Gustavo Gutiérrez-Ticse
Profesor de Derecho Constitucional

Decía Manuel Vicente Villarán que el Perú ha vivido haciendo y deshaciendo constituciones. En cerca de dos siglos de historia republicana hemos tenido 12.

De todas nuestras anteriores constituciones ha sido significativa la de 1979 por varios factores: la afirmación de un derecho social, la consolidación del sistema internacional de protección de los derechos humanos, la aparición de los órganos constitucionales autónomos en la experiencia comparada, entre otros aspectos. Sin embargo, traía consigo un modelo intervencionista en materia económica que sufrió de vejez prematura como consecuencia de la caída del bloque socialista y la afirmación del mercado como única opción globalizada.

La Constitución de 1993 construida para justificar un modelo autoritario compatibilizo plenamente con la política económica imperante en el mundo. De ahí que Panigua la haya denominado empleando la famosa tipología de Constituciones desarrollada por el célebre jurista Karl Loewenstein (normativas, nominales y semánticas) como una Constitución de éste último tipo, es decir, una Constitución “semántica”.

En otras palabras, un documento utilizado como disfraz para mantener un régimen político pero nunca proyectada para la construcción de un modelo plenamente compatible con el pluralismo y la cultura de nuestros pueblos. Una constitución típica de los países resultantes de la quiebra de la cortina de hierro con claros objetivos aparentemente moldeados en beneficio de la comunidad bajo un esquema económico de bienestar. Pero nunca una constitución democrática.

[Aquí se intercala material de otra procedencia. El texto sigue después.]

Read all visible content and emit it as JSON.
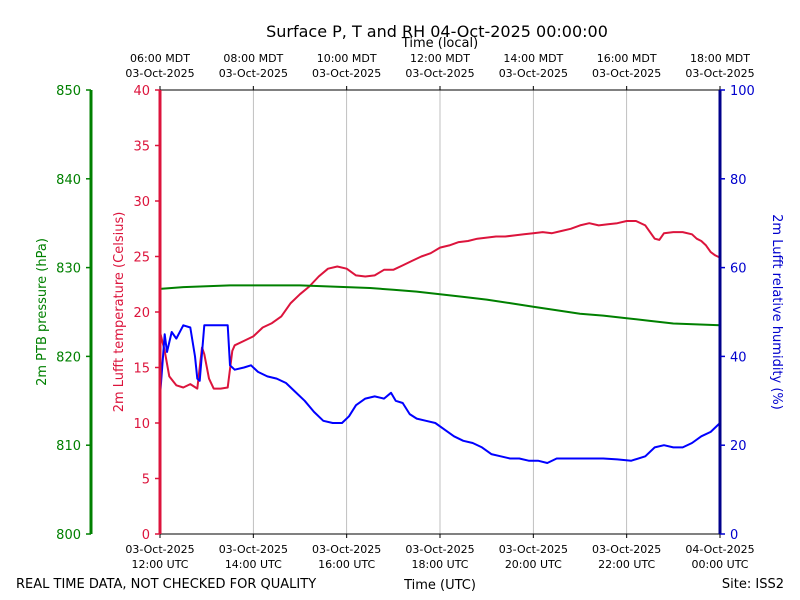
{
  "chart_data": {
    "type": "line",
    "title": "Surface P, T and RH 04-Oct-2025 00:00:00",
    "top_axis_title": "Time (local)",
    "xlabel": "Time (UTC)",
    "footer_left": "REAL TIME DATA, NOT CHECKED FOR QUALITY",
    "footer_right": "Site: ISS2",
    "x_range_hours_utc": [
      12,
      24
    ],
    "top_ticks": [
      {
        "t": 12,
        "line1": "06:00 MDT",
        "line2": "03-Oct-2025"
      },
      {
        "t": 14,
        "line1": "08:00 MDT",
        "line2": "03-Oct-2025"
      },
      {
        "t": 16,
        "line1": "10:00 MDT",
        "line2": "03-Oct-2025"
      },
      {
        "t": 18,
        "line1": "12:00 MDT",
        "line2": "03-Oct-2025"
      },
      {
        "t": 20,
        "line1": "14:00 MDT",
        "line2": "03-Oct-2025"
      },
      {
        "t": 22,
        "line1": "16:00 MDT",
        "line2": "03-Oct-2025"
      },
      {
        "t": 24,
        "line1": "18:00 MDT",
        "line2": "03-Oct-2025"
      }
    ],
    "bottom_ticks": [
      {
        "t": 12,
        "line1": "03-Oct-2025",
        "line2": "12:00 UTC"
      },
      {
        "t": 14,
        "line1": "03-Oct-2025",
        "line2": "14:00 UTC"
      },
      {
        "t": 16,
        "line1": "03-Oct-2025",
        "line2": "16:00 UTC"
      },
      {
        "t": 18,
        "line1": "03-Oct-2025",
        "line2": "18:00 UTC"
      },
      {
        "t": 20,
        "line1": "03-Oct-2025",
        "line2": "20:00 UTC"
      },
      {
        "t": 22,
        "line1": "03-Oct-2025",
        "line2": "22:00 UTC"
      },
      {
        "t": 24,
        "line1": "04-Oct-2025",
        "line2": "00:00 UTC"
      }
    ],
    "axes": {
      "pressure": {
        "label": "2m PTB pressure (hPa)",
        "range": [
          800,
          850
        ],
        "ticks": [
          800,
          810,
          820,
          830,
          840,
          850
        ],
        "color": "#008000"
      },
      "temperature": {
        "label": "2m Lufft temperature (Celsius)",
        "range": [
          0,
          40
        ],
        "ticks": [
          0,
          5,
          10,
          15,
          20,
          25,
          30,
          35,
          40
        ],
        "color": "#dc143c"
      },
      "humidity": {
        "label": "2m Lufft relative humidity (%)",
        "range": [
          0,
          100
        ],
        "ticks": [
          0,
          20,
          40,
          60,
          80,
          100
        ],
        "color": "#0000cd"
      }
    },
    "series": [
      {
        "name": "2m Lufft temperature",
        "axis": "temperature",
        "color": "#dc143c",
        "points": [
          [
            12.0,
            18.2
          ],
          [
            12.1,
            16.5
          ],
          [
            12.2,
            14.2
          ],
          [
            12.35,
            13.4
          ],
          [
            12.5,
            13.2
          ],
          [
            12.65,
            13.5
          ],
          [
            12.8,
            13.1
          ],
          [
            12.9,
            16.8
          ],
          [
            12.95,
            16.2
          ],
          [
            13.05,
            14.0
          ],
          [
            13.15,
            13.1
          ],
          [
            13.3,
            13.1
          ],
          [
            13.45,
            13.2
          ],
          [
            13.55,
            16.5
          ],
          [
            13.6,
            17.0
          ],
          [
            13.8,
            17.4
          ],
          [
            14.0,
            17.8
          ],
          [
            14.2,
            18.6
          ],
          [
            14.4,
            19.0
          ],
          [
            14.6,
            19.6
          ],
          [
            14.8,
            20.8
          ],
          [
            15.0,
            21.6
          ],
          [
            15.2,
            22.3
          ],
          [
            15.4,
            23.2
          ],
          [
            15.6,
            23.9
          ],
          [
            15.8,
            24.1
          ],
          [
            16.0,
            23.9
          ],
          [
            16.2,
            23.3
          ],
          [
            16.4,
            23.2
          ],
          [
            16.6,
            23.3
          ],
          [
            16.8,
            23.8
          ],
          [
            17.0,
            23.8
          ],
          [
            17.2,
            24.2
          ],
          [
            17.4,
            24.6
          ],
          [
            17.6,
            25.0
          ],
          [
            17.8,
            25.3
          ],
          [
            18.0,
            25.8
          ],
          [
            18.2,
            26.0
          ],
          [
            18.4,
            26.3
          ],
          [
            18.6,
            26.4
          ],
          [
            18.8,
            26.6
          ],
          [
            19.0,
            26.7
          ],
          [
            19.2,
            26.8
          ],
          [
            19.4,
            26.8
          ],
          [
            19.6,
            26.9
          ],
          [
            19.8,
            27.0
          ],
          [
            20.0,
            27.1
          ],
          [
            20.2,
            27.2
          ],
          [
            20.4,
            27.1
          ],
          [
            20.6,
            27.3
          ],
          [
            20.8,
            27.5
          ],
          [
            21.0,
            27.8
          ],
          [
            21.2,
            28.0
          ],
          [
            21.4,
            27.8
          ],
          [
            21.6,
            27.9
          ],
          [
            21.8,
            28.0
          ],
          [
            22.0,
            28.2
          ],
          [
            22.2,
            28.2
          ],
          [
            22.4,
            27.8
          ],
          [
            22.5,
            27.2
          ],
          [
            22.6,
            26.6
          ],
          [
            22.7,
            26.5
          ],
          [
            22.8,
            27.1
          ],
          [
            23.0,
            27.2
          ],
          [
            23.2,
            27.2
          ],
          [
            23.4,
            27.0
          ],
          [
            23.5,
            26.6
          ],
          [
            23.6,
            26.4
          ],
          [
            23.7,
            26.0
          ],
          [
            23.8,
            25.4
          ],
          [
            23.9,
            25.1
          ],
          [
            24.0,
            24.9
          ]
        ]
      },
      {
        "name": "2m PTB pressure",
        "axis": "pressure",
        "color": "#008000",
        "points": [
          [
            12.0,
            827.6
          ],
          [
            12.5,
            827.8
          ],
          [
            13.0,
            827.9
          ],
          [
            13.5,
            828.0
          ],
          [
            14.0,
            828.0
          ],
          [
            14.5,
            828.0
          ],
          [
            15.0,
            828.0
          ],
          [
            15.5,
            827.9
          ],
          [
            16.0,
            827.8
          ],
          [
            16.5,
            827.7
          ],
          [
            17.0,
            827.5
          ],
          [
            17.5,
            827.3
          ],
          [
            18.0,
            827.0
          ],
          [
            18.5,
            826.7
          ],
          [
            19.0,
            826.4
          ],
          [
            19.5,
            826.0
          ],
          [
            20.0,
            825.6
          ],
          [
            20.5,
            825.2
          ],
          [
            21.0,
            824.8
          ],
          [
            21.5,
            824.6
          ],
          [
            22.0,
            824.3
          ],
          [
            22.5,
            824.0
          ],
          [
            23.0,
            823.7
          ],
          [
            23.5,
            823.6
          ],
          [
            24.0,
            823.5
          ]
        ]
      },
      {
        "name": "2m Lufft relative humidity",
        "axis": "humidity",
        "color": "#0000ff",
        "points": [
          [
            12.0,
            31.0
          ],
          [
            12.1,
            45.0
          ],
          [
            12.15,
            41.0
          ],
          [
            12.25,
            45.5
          ],
          [
            12.35,
            44.0
          ],
          [
            12.5,
            47.0
          ],
          [
            12.65,
            46.5
          ],
          [
            12.75,
            40.0
          ],
          [
            12.8,
            35.0
          ],
          [
            12.85,
            34.5
          ],
          [
            12.95,
            47.0
          ],
          [
            13.1,
            47.0
          ],
          [
            13.3,
            47.0
          ],
          [
            13.45,
            47.0
          ],
          [
            13.5,
            38.0
          ],
          [
            13.6,
            37.0
          ],
          [
            13.8,
            37.5
          ],
          [
            13.95,
            38.0
          ],
          [
            14.1,
            36.5
          ],
          [
            14.3,
            35.5
          ],
          [
            14.5,
            35.0
          ],
          [
            14.7,
            34.0
          ],
          [
            14.9,
            32.0
          ],
          [
            15.1,
            30.0
          ],
          [
            15.3,
            27.5
          ],
          [
            15.5,
            25.5
          ],
          [
            15.7,
            25.0
          ],
          [
            15.9,
            25.0
          ],
          [
            16.05,
            26.5
          ],
          [
            16.2,
            29.0
          ],
          [
            16.4,
            30.5
          ],
          [
            16.6,
            31.0
          ],
          [
            16.8,
            30.5
          ],
          [
            16.95,
            31.8
          ],
          [
            17.05,
            30.0
          ],
          [
            17.2,
            29.5
          ],
          [
            17.35,
            27.0
          ],
          [
            17.5,
            26.0
          ],
          [
            17.7,
            25.5
          ],
          [
            17.9,
            25.0
          ],
          [
            18.1,
            23.5
          ],
          [
            18.3,
            22.0
          ],
          [
            18.5,
            21.0
          ],
          [
            18.7,
            20.5
          ],
          [
            18.9,
            19.5
          ],
          [
            19.1,
            18.0
          ],
          [
            19.3,
            17.5
          ],
          [
            19.5,
            17.0
          ],
          [
            19.7,
            17.0
          ],
          [
            19.9,
            16.5
          ],
          [
            20.1,
            16.5
          ],
          [
            20.3,
            16.0
          ],
          [
            20.5,
            17.0
          ],
          [
            20.7,
            17.0
          ],
          [
            20.9,
            17.0
          ],
          [
            21.2,
            17.0
          ],
          [
            21.5,
            17.0
          ],
          [
            21.8,
            16.8
          ],
          [
            22.1,
            16.5
          ],
          [
            22.4,
            17.5
          ],
          [
            22.6,
            19.5
          ],
          [
            22.8,
            20.0
          ],
          [
            23.0,
            19.5
          ],
          [
            23.2,
            19.5
          ],
          [
            23.4,
            20.5
          ],
          [
            23.6,
            22.0
          ],
          [
            23.8,
            23.0
          ],
          [
            24.0,
            25.0
          ]
        ]
      }
    ]
  }
}
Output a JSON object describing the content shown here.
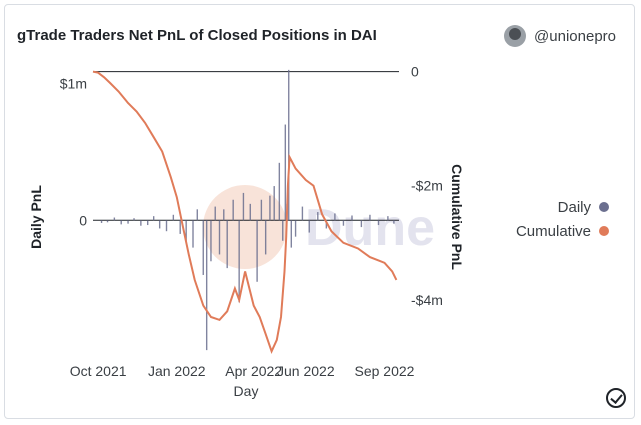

Sin embargo, la Constitución de 1993, acaba de superar los tres lustros. ¿Como se explica esto? Ya no puede ser un disfraz porque el régimen que lo concibió no existe. A contracorriente, ha sido empleada en la legitimación y ejercicio de tres gobiernos democráticos y de respaldo para la ejecución de sus respectivos planes de gobierno. En consecuencia, ¿se trata de la Constitución “semántica” de la que hablaba Valentín Paniagua? Creemos que no. Y mucho ha tenido que ver al respecto el desmontaje de las evidencias autoritarias que existían en sus dispositivos: ya no existe la norma del hábeas data contra los medios de comunicación, tampoco la reelección presidencial inmediata, el capítulo de la descentralización ha sido recompuesto. El tribunal constitucional ha cumplido su rol de intérprete dándole un contenido humanista a muchos de sus dispositivos. En otras palabras, lo que ha habido es un paradójico caso de mutación constitucional. Como el patito feo del célebre cuento infantil, la Constitución ha dejado de ser semántica para convertirse en normativa.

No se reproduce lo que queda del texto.